Katy Perry has revealed that she and her devout Christian parents have to “agree to disagree” over the lyrics to some of her songs, including her innuendo-riddled recent hit Bon Appetit. In the video, Perry is served up as a meal, with all the delicacy of a People for the Ethical Treatment of Animals ad from the 1990s, until she rises up against her male oppressors and takes revenge by pole-dancing in front of them. The song uses a series of culinary metaphors to describe what is on Perry’s menu.

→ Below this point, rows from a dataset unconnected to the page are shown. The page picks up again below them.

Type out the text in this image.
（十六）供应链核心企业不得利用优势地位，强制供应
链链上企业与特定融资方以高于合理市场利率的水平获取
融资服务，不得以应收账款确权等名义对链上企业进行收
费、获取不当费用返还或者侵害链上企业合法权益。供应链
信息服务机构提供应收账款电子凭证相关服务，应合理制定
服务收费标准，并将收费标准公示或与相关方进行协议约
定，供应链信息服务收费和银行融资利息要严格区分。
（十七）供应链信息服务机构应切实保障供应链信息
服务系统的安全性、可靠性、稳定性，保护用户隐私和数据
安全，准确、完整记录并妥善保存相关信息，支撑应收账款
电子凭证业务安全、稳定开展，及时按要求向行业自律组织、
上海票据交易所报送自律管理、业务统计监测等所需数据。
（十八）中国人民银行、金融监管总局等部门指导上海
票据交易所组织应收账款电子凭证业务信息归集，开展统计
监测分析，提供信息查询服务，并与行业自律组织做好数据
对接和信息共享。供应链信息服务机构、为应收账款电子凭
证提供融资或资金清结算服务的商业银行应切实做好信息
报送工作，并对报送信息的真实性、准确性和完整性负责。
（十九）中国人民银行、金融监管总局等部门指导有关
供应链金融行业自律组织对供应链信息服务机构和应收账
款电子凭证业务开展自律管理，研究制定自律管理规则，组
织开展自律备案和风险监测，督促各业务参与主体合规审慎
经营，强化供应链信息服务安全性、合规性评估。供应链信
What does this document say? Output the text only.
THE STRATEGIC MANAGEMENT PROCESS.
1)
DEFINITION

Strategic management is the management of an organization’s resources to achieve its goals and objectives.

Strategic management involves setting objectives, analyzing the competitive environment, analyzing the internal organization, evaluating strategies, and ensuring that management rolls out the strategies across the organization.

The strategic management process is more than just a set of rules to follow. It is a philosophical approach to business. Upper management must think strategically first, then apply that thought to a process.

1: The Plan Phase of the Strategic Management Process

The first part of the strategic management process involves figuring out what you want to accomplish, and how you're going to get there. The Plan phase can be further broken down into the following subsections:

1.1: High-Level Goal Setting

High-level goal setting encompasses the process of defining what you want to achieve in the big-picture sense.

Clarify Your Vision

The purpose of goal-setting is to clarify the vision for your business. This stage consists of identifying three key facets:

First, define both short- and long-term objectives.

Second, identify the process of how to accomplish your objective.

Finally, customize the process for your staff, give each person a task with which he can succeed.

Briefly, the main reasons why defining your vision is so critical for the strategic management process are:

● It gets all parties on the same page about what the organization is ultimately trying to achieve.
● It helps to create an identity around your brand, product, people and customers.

She teased the release of the track in April by tweeting a recipe for the world’s best cherry pie and asking fans to bake it for her. What she meant by cherry pie wasn’t entirely clear until Bon Appetit was released afterwards, which in hindsight makes the stunt a little less appetising.

The excitable acid-blond singer told the Australian radio show Smallzy’s Surgery that, shockingly, her pastor parents did not necessarily approve of the internationally successful call. “We agree to disagree but still with loving space,” she told Smallzy. “We all come from different places ... you can have your belief system, nobody is telling you not to believe your beliefs but you can also come from a place of love.” It is not the first time Perry has discussed the clash between her line of work and her parents’ religious beliefs. She told Vogue that she was taken to picket Marilyn Manson and Madonna concerts when she was younger, and when she spoke at the Human Rights Campaign Gala earlier this year she described herself as a “gospel-singing girl raised in youth camps that were pro-conversion camps”.